Between the problem and the people actually solving it — often in co-working spaces, not corner offices.
That’s why I launched Portfolio 1.5°C —a series spotlighting bold, under-the-radar startups with the potential to move the needle. We started with soil (because, let’s face it, if the ground beneath our feet is crumbling, everything else is just decoration).
Startups like:
- Applied Carbon – Turning crop waste into biochar that locks carbon in the ground and boosts yields. A soil superhero.
- NouriSol – Breeding bacteria that literally help rebuild degraded soils.
- Quorum Bio – Developing microbial solutions to boost crop resilience and reduce chemical dependence.
- UNDO – Spreading basalt rock dust to speed up natural carbon capture.
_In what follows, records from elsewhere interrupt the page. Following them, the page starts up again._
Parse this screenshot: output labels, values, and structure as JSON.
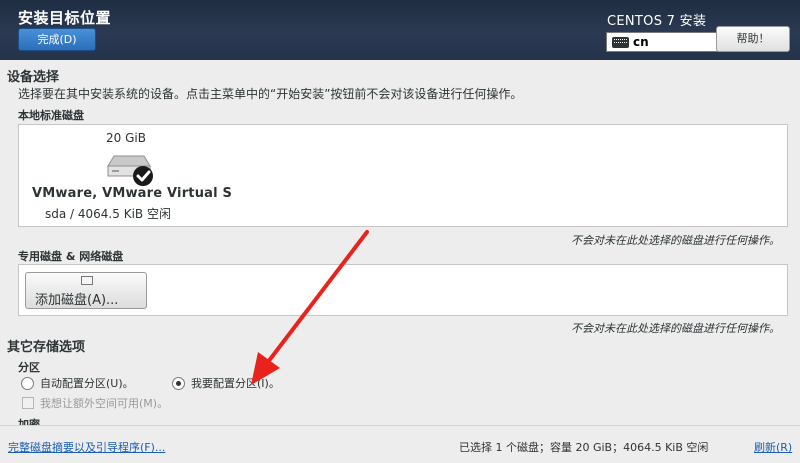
{
  "header": {
    "title": "安装目标位置",
    "done_label": "完成(D)",
    "product_title": "CENTOS 7 安装",
    "keyboard_layout": "cn",
    "help_label": "帮助！"
  },
  "device_selection": {
    "heading": "设备选择",
    "description": "选择要在其中安装系统的设备。点击主菜单中的“开始安装”按钮前不会对该设备进行任何操作。",
    "local_disks": {
      "heading": "本地标准磁盘",
      "disks": [
        {
          "size": "20 GiB",
          "name": "VMware, VMware Virtual S",
          "info": "sda   /   4064.5 KiB 空闲",
          "selected": true,
          "icon": "hard-disk-icon"
        }
      ],
      "note": "不会对未在此处选择的磁盘进行任何操作。"
    },
    "special_disks": {
      "heading": "专用磁盘 & 网络磁盘",
      "add_button_label": "添加磁盘(A)...",
      "note": "不会对未在此处选择的磁盘进行任何操作。"
    }
  },
  "other_storage": {
    "heading": "其它存储选项",
    "partitioning": {
      "heading": "分区",
      "auto_label": "自动配置分区(U)。",
      "manual_label": "我要配置分区(I)。",
      "selected": "manual",
      "extra_space_label": "我想让额外空间可用(M)。"
    },
    "encryption_heading": "加密"
  },
  "footer": {
    "summary_link": "完整磁盘摘要以及引导程序(F)...",
    "status": "已选择 1 个磁盘；容量 20 GiB；4064.5 KiB 空闲",
    "refresh_link": "刷新(R)"
  },
  "colors": {
    "header_bg": "#24334a",
    "accent_button": "#2b6fba",
    "annotation_arrow": "#e8231e",
    "link": "#1a5fb4"
  }
}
It’s basically reverse-ageing for the planet.
Soil might not be sexy, but it’s where regenerative innovation gets real. And there’s more to come — Water is next in the Portfolio 1.5°C pipeline.
Are the “extreme” climate solutions… actually the sensible ones now?
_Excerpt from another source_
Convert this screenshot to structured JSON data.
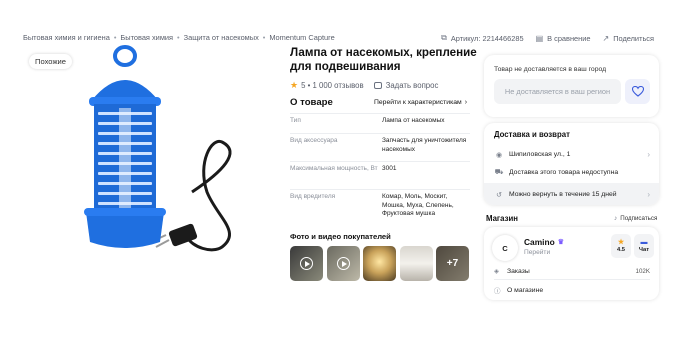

For decades, climate tech has been boxed into “realistic” vs “radical.” But we’ve hit 1.5°C. That line is blurring fast.
Ideas that once sounded like sci-fi — gene-edited crops, geoengineering, direct air capture — are now in pilot phases or on the cusp of scaling. Even nuclear’s having a quiet renaissance.
And in agriculture, things are really moving:
- Phytoform is using gene-editing to create crops that thrive in drought and suck CO₂ from the air.
- Raiz Vertical Farms (yes, I may be biased — it’s my own startup) is democratising sustainable food production with modular, urban-friendly systems.
These aren’t hypothetical moonshots. They’re live, investable, and deployable — today.
Less noise. More intros.
At Co:cubed, we’re not interested in just ‘surfacing startups’ or ticking a sustainability box. We exist to make the unlikely connections that actually get things moving.
We find the innovators who’ve slipped through the usual scouting nets.
We translate fuzzy ambitions into proper briefs.
And we ensure the spark doesn’t die after the first workshop or summit — even if your lead stakeholders are still OOO.
This isn’t about hope or hype. It’s about making sustainability operational. Real tech, real partnerships, real results.
So yes, Earth Day has passed.
But maybe that’s when the real work starts.